Here is a list aimed at children:

http://www.amazon.co.uk/b?node=358934031

I also had a Classical Experience tape when I was young which I liked:

http://www.amazon.co.uk/s/ref=nb_sb...,n:499368,n:358934031,k:Classical+experience+

If it was me, I'd put the music on and pretend I'm listening to it but make sure she is nearby, so that way there's no pressure for her to enjoy it. Or put it on while we're doing something together. Once she is definitely into it, then would be the time to introduce other things or for her to explore. But it would be a shame if she felt she had to like something that's quite 'difficult' and felt she had failed. Better to start with the more melodious, inviting pieces I'd say. But who knows, maybe she will take to something different to what I'm thinking. The cds that have a variety of different composers I think would be good.
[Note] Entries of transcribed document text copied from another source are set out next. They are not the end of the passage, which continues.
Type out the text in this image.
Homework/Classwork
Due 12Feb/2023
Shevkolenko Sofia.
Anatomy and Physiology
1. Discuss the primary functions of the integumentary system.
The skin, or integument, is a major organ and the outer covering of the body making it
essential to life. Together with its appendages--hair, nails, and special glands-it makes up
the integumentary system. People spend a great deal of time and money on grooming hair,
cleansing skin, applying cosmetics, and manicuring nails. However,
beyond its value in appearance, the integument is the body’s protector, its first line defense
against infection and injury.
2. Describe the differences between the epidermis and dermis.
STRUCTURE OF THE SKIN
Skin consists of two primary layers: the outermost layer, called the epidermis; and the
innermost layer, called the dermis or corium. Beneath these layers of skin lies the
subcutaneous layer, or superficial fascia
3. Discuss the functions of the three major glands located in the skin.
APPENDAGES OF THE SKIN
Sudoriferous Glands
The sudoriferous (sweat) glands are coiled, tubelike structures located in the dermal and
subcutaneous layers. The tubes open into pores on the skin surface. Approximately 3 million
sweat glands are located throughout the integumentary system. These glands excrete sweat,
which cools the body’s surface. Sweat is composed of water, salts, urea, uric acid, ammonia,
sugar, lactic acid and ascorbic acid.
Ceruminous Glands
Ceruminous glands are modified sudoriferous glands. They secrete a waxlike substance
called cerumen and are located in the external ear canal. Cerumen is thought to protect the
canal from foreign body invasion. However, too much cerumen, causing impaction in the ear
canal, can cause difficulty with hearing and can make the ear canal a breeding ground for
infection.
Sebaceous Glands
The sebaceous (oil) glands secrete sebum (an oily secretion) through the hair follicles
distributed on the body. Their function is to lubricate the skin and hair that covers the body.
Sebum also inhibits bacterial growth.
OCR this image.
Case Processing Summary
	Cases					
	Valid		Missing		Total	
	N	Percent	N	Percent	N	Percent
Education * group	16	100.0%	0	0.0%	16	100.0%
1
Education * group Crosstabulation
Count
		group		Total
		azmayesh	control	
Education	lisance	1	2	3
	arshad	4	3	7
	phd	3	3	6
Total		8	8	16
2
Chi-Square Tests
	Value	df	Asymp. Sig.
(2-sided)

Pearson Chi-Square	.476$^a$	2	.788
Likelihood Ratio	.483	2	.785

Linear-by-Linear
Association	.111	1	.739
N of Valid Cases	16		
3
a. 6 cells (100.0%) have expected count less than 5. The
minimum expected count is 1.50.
I think the Nutcracker is a good one to see and this is the right time of year for it.


----------



## trazom (Apr 13, 2009)

I wish my parents encouraged me to listen to classical music. In my case, I'm the one encouraging them.


----------



## EdwardBast (Nov 25, 2013)

Definitely take her to the ballet and symphony concerts since she has asked, and try to gear them to whatever she has revealed about her tastes. But the best way to encourage her might be to stop thinking about her so much and just let her see you continuing your exploration. Listen to music you like and that you think she might like too, and let your enthusiasm for your favorites show. As far as appreciation goes, makes sure there is never a whiff of "Do as I say, not as I do."


----------